ALS riesiger Wartesaal ohne Hoffnung auf Abfahrt – so erscheint dem Ethnologen Marc Augé der Strand, der „Ort der wichtigen Nichtigkeiten“. Und auch ein Ort der Ungleichheit – es gibt öffentliche und private Strände –, an dem die Touristen ihr Territorium mit fast militärischer Strategie besetzen und verteidigen, besonders natürlich in der sommerlichen Hochsaison. Zugleich ist er ein modernes Symbol des Glücks und der kleinen Fluchten (die Achtundsechziger hofften, ihn unterm Pflaster zu finden) und ein Ort, an dem Körper nach sehr präzisen Regeln und Codes zirkulieren und sich ausstellen. Und diese Regeln sagen einiges über die Tabus in einer Gesellschaft, die eine Krise ihrer Zivilisation durchmacht.

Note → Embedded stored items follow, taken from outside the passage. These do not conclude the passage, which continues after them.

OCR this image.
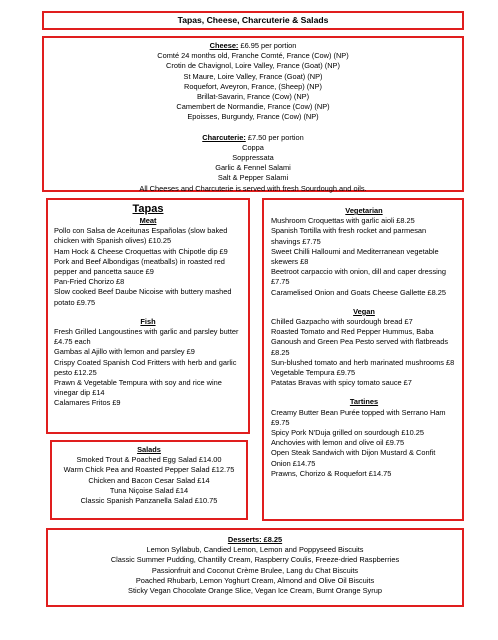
Tapas, Cheese, Charcuterie & Salads
Cheese: £6.95 per portion
Comté 24 months old, Franche Comté, France (Cow) (NP)
Crotin de Chavignol, Loire Valley, France (Goat) (NP)
St Maure, Loire Valley, France (Goat) (NP)
Roquefort, Aveyron, France, (Sheep) (NP)
Brillat-Savarin, France (Cow) (NP)
Camembert de Normandie, France (Cow) (NP)
Epoisses, Burgundy, France (Cow) (NP)
Charcuterie: £7.50 per portion
Coppa
Soppressata
Garlic & Fennel Salami
Salt & Pepper Salami
All Cheeses and Charcuterie is served with fresh Sourdough and oils.
Tapas
Meat
Pollo con Salsa de Aceitunas Españolas (slow baked chicken with Spanish olives) £10.25
Ham Hock & Cheese Croquettas with Chipotle dip £9
Pork and Beef Albondigas (meatballs) in roasted red pepper and pancetta sauce £9
Pan-Fried Chorizo £8
Slow cooked Beef Daube Nicoise with buttery mashed potato £9.75
Fish
Fresh Grilled Langoustines with garlic and parsley butter £4.75 each
Gambas al Ajillo with lemon and parsley £9
Crispy Coated Spanish Cod Fritters with herb and garlic pesto £12.25
Prawn & Vegetable Tempura with soy and rice wine vinegar dip £14
Calamares Fritos £9
Salads
Smoked Trout & Poached Egg Salad £14.00
Warm Chick Pea and Roasted Pepper Salad £12.75
Chicken and Bacon Cesar Salad £14
Tuna Niçoise Salad £14
Classic Spanish Panzanella Salad £10.75
Vegetarian
Mushroom Croquettas with garlic aioli £8.25
Spanish Tortilla with fresh rocket and parmesan shavings £7.75
Sweet Chilli Halloumi and Mediterranean vegetable skewers £8
Beetroot carpaccio with onion, dill and caper dressing £7.75
Caramelised Onion and Goats Cheese Gallette £8.25
Vegan
Chilled Gazpacho with sourdough bread £7
Roasted Tomato and Red Pepper Hummus, Baba Ganoush and Green Pea Pesto served with flatbreads £8.25
Sun-blushed tomato and herb marinated mushrooms £8
Vegetable Tempura £9.75
Patatas Bravas with spicy tomato sauce £7
Tartines
Creamy Butter Bean Purée topped with Serrano Ham £9.75
Spicy Pork N'Duja grilled on sourdough £10.25
Anchovies with lemon and olive oil £9.75
Open Steak Sandwich with Dijon Mustard & Confit Onion £14.75
Prawns, Chorizo & Roquefort £14.75
Desserts: £8.25
Lemon Syllabub, Candied Lemon, Lemon and Poppyseed Biscuits
Classic Summer Pudding, Chantilly Cream, Raspberry Coulis, Freeze-dried Raspberries
Passionfruit and Coconut Crème Brulee, Lang du Chat Biscuits
Poached Rhubarb, Lemon Yoghurt Cream, Almond and Olive Oil Biscuits
Sticky Vegan Chocolate Orange Slice, Vegan Ice Cream, Burnt Orange Syrup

Von unserem Sonderkorrespondenten MARC AUGÉ *

Letzter Sonntag im Juni. So zerstreut ist kein Ethnologe, daß er am Vorabend eines Initiationsritus zu Hause bleibt; kein Astronom verläßt sein Observatorium, wenn in zwei Tagen die Sonnenfinsternis des Jahrhunderts erwartet wird. Aber genau das war bei mir der Fall. Ich sollte einen Artikel über die Sommerstrände für die Augustausgabe schreiben. Lang sollte er nicht sein (acht Seiten, ein oder zwei Strände). Aber wenn ich ihn rechtzeitig abliefern wollte, blieben mir nur die letzten Junitage, um mich ins Bad zu stürzen. Nach einer Spazierfahrt an den Ufern der Loire war ich in der Gegend von Saint-Nazaire angekommen, viel zu früh, wie ich glaubte. Vielleicht wäre ich besser in Paris geblieben und hätte die beiden soeben erschienen ausgezeichneten Bücher über die Bräuche des Strandlebens und die Mode des nackten Busens rezensiert ... Daß ich mir außerdem einen alten Traum erfüllen wollte, erschwerte meine Aufgabe. Wenn du schon an den Strand fährst, hatte ich mir gesagt, dann kannst du dich auch auf die Suche nach alten Erinnerungen machen – ich meine Erinnerungen eines Zuschauers, Erinnerungsbilder. Ich wollte in jenes Strandhotel, das wir aus den „Ferien des Monsieur Hulot“ kennen, dem berühmten, 1953 gedrehten Film von Jacques Tati. In Saint-Marc-sur-Mer, Département Loire-Atlantique, hatte ich meine Ferien noch nie verbracht, auch wenn mir der Film mit seinen Villen von 1900, dem gut erzogenen jungen Mädchen, der Familienpension und den Sommerfrischen-Ritualen schon damals wie das Abbild meiner eigenen Ferien in der Bretagne erschien. Natürlich, das mußte heute alles ganz anders sein. Ich würde zu früh in eine zu alte Welt kommen, zu einer Zeit, in der Tati die Vorzeichen der Ferien noch in der Stadt beobachtete (woraus „Mon oncle“, „Playtime“ und „Trafic“ entstanden). Kurz, ich war unruhig. Ich wußte nicht recht, was ich suchte, und war überzeugt, zur Unzeit zu handeln.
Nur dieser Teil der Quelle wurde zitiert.